Die Charts – keine klaren Signale

Für Brent wäre eine Gegenbewegung auf 48 US-Dollar je Barrel wichtig, um von einer Marktbereinigung ausgehen zu können. Allerdings besteht bei neuen Tiefstwerten das Risiko eines Kursziels von 42 oder sogar 41 US-Dollar für das Fass. Die 41 US-Dollar sind auch eine kritische Marke für die Sorte WTI: Sollte der Preis darunter fallen, steht die wichtige Schwelle von 40 US-Dollar für das Fass an, die zuletzt im August durchbrochen worden war. Klare Signale sind noch nicht abzuleiten, dazu drücken das enorme Angebot, die Lagerbestandsdaten und die schleppende Nachfrage zu stark nach unten.

Russland mit Eigeninitiative – Öl-Handel in Rubel

Für November sind in Russland erste von Brent-Notierungen unabhängige Geschäfte mit einer neuen Sorte als Testlauf geplant, um einen neuen Modus für den Öl-Handel zu etablieren. Vize-Energieminister Kirill Molodzow arbeitet mit seinem Stab bereits seit 2014 an einer Alternative zur Verrechnung in US-Dollar, die reguläre Einführung des neuen Gemischs aus ESPO- und Urals-Öl an der Rohstoffbörse in St. Petersburg soll Ende nächsten Jahres realisiert werden. Erste Geschäfte mit Weißrussland wurden bereits in Rubel verrechnet, weitere ehemalige Sowjet-Republiken, aber auch China, Indien und Vietnam könnten folgen. Damit soll die Abhängigkeit von Euro und US-Dollar sukzessive abgebaut werden. Es bleibt abzuwarten, welche Folgen diese Entwicklung auf den globalen Öl-Markt haben wird.

Noch kein Stopp für Abwärtstrend in Sicht

Kurzfristig ist keine Erholung abzusehen, dazu ist die Ausgangslage zu schlecht – der starke US-Dollar setzt den Ölpreis zusätzlich unter Druck. Die US-Währung konnte nach der Verdichtung der Anzeichen für eine Zinsanhebung im Dezember Boden gut machen – und den gesamten Rohstoffmarkt belasten.
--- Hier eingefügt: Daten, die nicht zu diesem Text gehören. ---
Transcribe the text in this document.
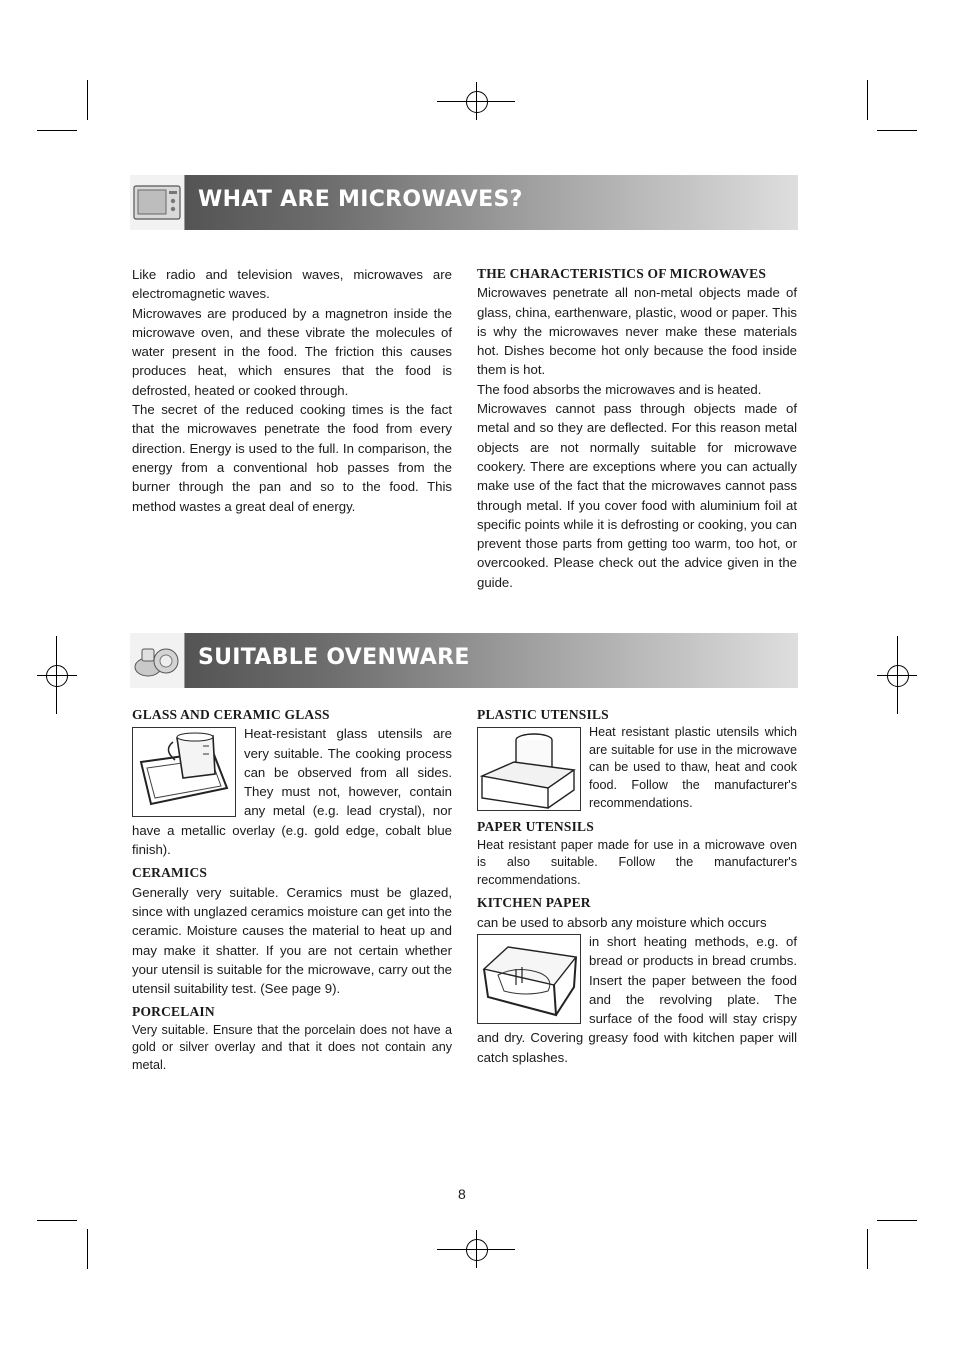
WHAT ARE MICROWAVES?

Like radio and television waves, microwaves are electromagnetic waves.

Microwaves are produced by a magnetron inside the microwave oven, and these vibrate the molecules of water present in the food. The friction this causes produces heat, which ensures that the food is defrosted, heated or cooked through.

The secret of the reduced cooking times is the fact that the microwaves penetrate the food from every direction. Energy is used to the full. In comparison, the energy from a conventional hob passes from the burner through the pan and so to the food. This method wastes a great deal of energy.

THE CHARACTERISTICS OF MICROWAVES

Microwaves penetrate all non-metal objects made of glass, china, earthenware, plastic, wood or paper. This is why the microwaves never make these materials hot. Dishes become hot only because the food inside them is hot.

The food absorbs the microwaves and is heated.

Microwaves cannot pass through objects made of metal and so they are deflected. For this reason metal objects are not normally suitable for microwave cookery. There are exceptions where you can actually make use of the fact that the microwaves cannot pass through metal. If you cover food with aluminium foil at specific points while it is defrosting or cooking, you can prevent those parts from getting too warm, too hot, or overcooked. Please check out the advice given in the guide.

SUITABLE OVENWARE

GLASS AND CERAMIC GLASS

Heat-resistant glass utensils are very suitable. The cooking process can be observed from all sides. They must not, however, contain any metal (e.g. lead crystal), nor have a metallic overlay (e.g. gold edge, cobalt blue finish).

CERAMICS

Generally very suitable. Ceramics must be glazed, since with unglazed ceramics moisture can get into the ceramic. Moisture causes the material to heat up and may make it shatter. If you are not certain whether your utensil is suitable for the microwave, carry out the utensil suitability test. (See page 9).

PORCELAIN

Very suitable. Ensure that the porcelain does not have a gold or silver overlay and that it does not contain any metal.

PLASTIC UTENSILS

Heat resistant plastic utensils which are suitable for use in the microwave can be used to thaw, heat and cook food. Follow the manufacturer's recommendations.

PAPER UTENSILS

Heat resistant paper made for use in a microwave oven is also suitable. Follow the manufacturer's recommendations.

KITCHEN PAPER

can be used to absorb any moisture which occurs

in short heating methods, e.g. of bread or products in bread crumbs. Insert the paper between the food and the revolving plate. The surface of the food will stay crispy and dry. Covering greasy food with kitchen paper will catch splashes.

8
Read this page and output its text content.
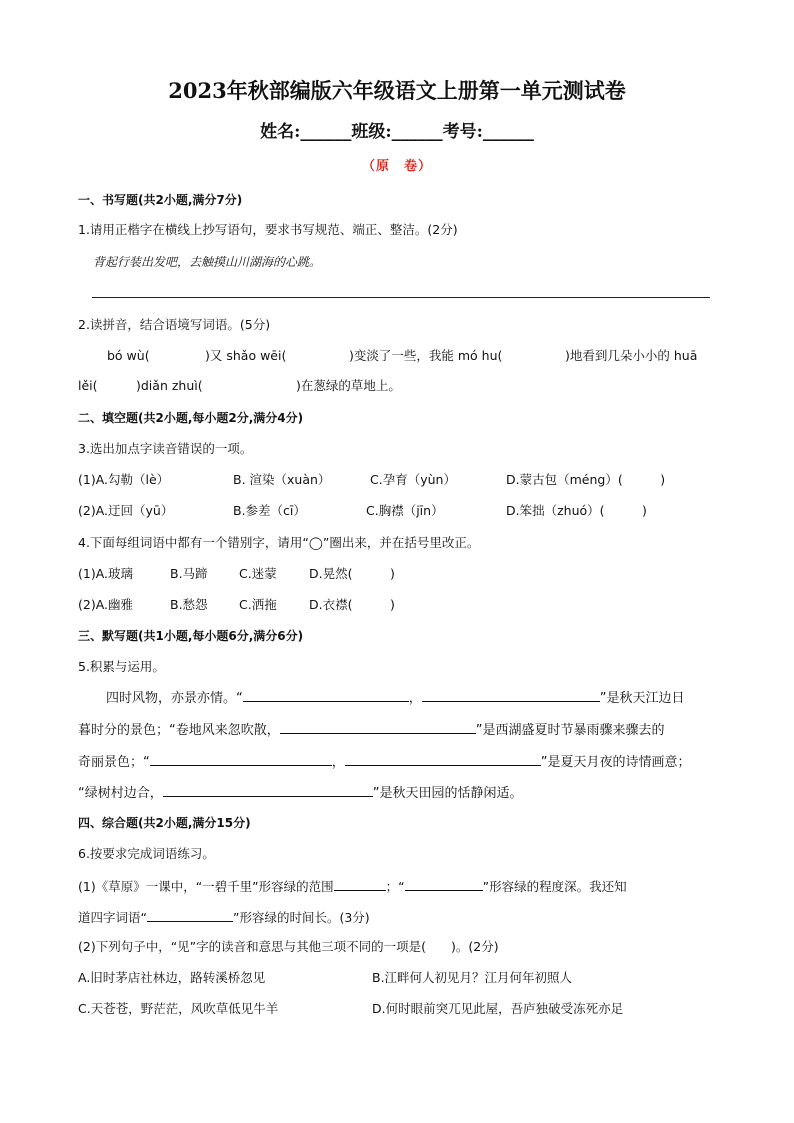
2023年秋部编版六年级语文上册第一单元测试卷
姓名:______班级:______考号:______
（原　卷）
一、书写题(共2小题,满分7分)
1.请用正楷字在横线上抄写语句，要求书写规范、端正、整洁。(2分)
背起行装出发吧，去触摸山川湖海的心跳。
2.读拼音，结合语境写词语。(5分)
bó wù(	)又 shǎo wēi(	)变淡了一些，我能 mó hu(	)地看到几朵小小的 huā
lěi(	)diǎn zhuì(	)在葱绿的草地上。
二、填空题(共2小题,每小题2分,满分4分)
3.选出加点字读音错误的一项。
(1)A.勾勒（lè）	B. 渲染（xuàn）	C.孕育（yùn）	D.蒙古包（méng）(　　　)
(2)A.迂回（yū）	B.参差（cī）	C.胸襟（jīn）	D.笨拙（zhuó）(　　　)
4.下面每组词语中都有一个错别字，请用“◯”圈出来，并在括号里改正。
(1)A.玻璃	B.马蹄	C.迷蒙	D.晃然(　　　)
(2)A.幽雅	B.愁怨	C.洒拖	D.衣襟(　　　)
三、默写题(共1小题,每小题6分,满分6分)
5.积累与运用。
四时风物，亦景亦情。“	，	”是秋天江边日
暮时分的景色；“卷地风来忽吹散，	”是西湖盛夏时节暴雨骤来骤去的
奇丽景色；“	，	”是夏天月夜的诗情画意；
“绿树村边合，	”是秋天田园的恬静闲适。
四、综合题(共2小题,满分15分)
6.按要求完成词语练习。
(1)《草原》一课中，“一碧千里”形容绿的范围	；“	”形容绿的程度深。我还知
道四字词语“	”形容绿的时间长。(3分)
(2)下列句子中，“见”字的读音和意思与其他三项不同的一项是(　　)。(2分)
A.旧时茅店社林边，路转溪桥忽见	B.江畔何人初见月？江月何年初照人
C.天苍苍，野茫茫，风吹草低见牛羊	D.何时眼前突兀见此屋，吾庐独破受冻死亦足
Allerdings stellt die wachsende Investitionslücke, die der Zurückhaltung, die die Öl-Produzenten seit geraumer Zeit an den Tag legen müssen, geschuldet ist, auch eine Chance dar: Auf lange Sicht müssen sich die fehlenden Investitionen sowohl auf die Fördermenge als in der Folge auch auf die Preise auswirken. Es bleibt nur abzuwarten, wem bis dahin die Puste ausgeht – Verbraucher wird es zunächst freuen, Heizöl und Benzin geben den Preisverfall zumindest teilweise wieder.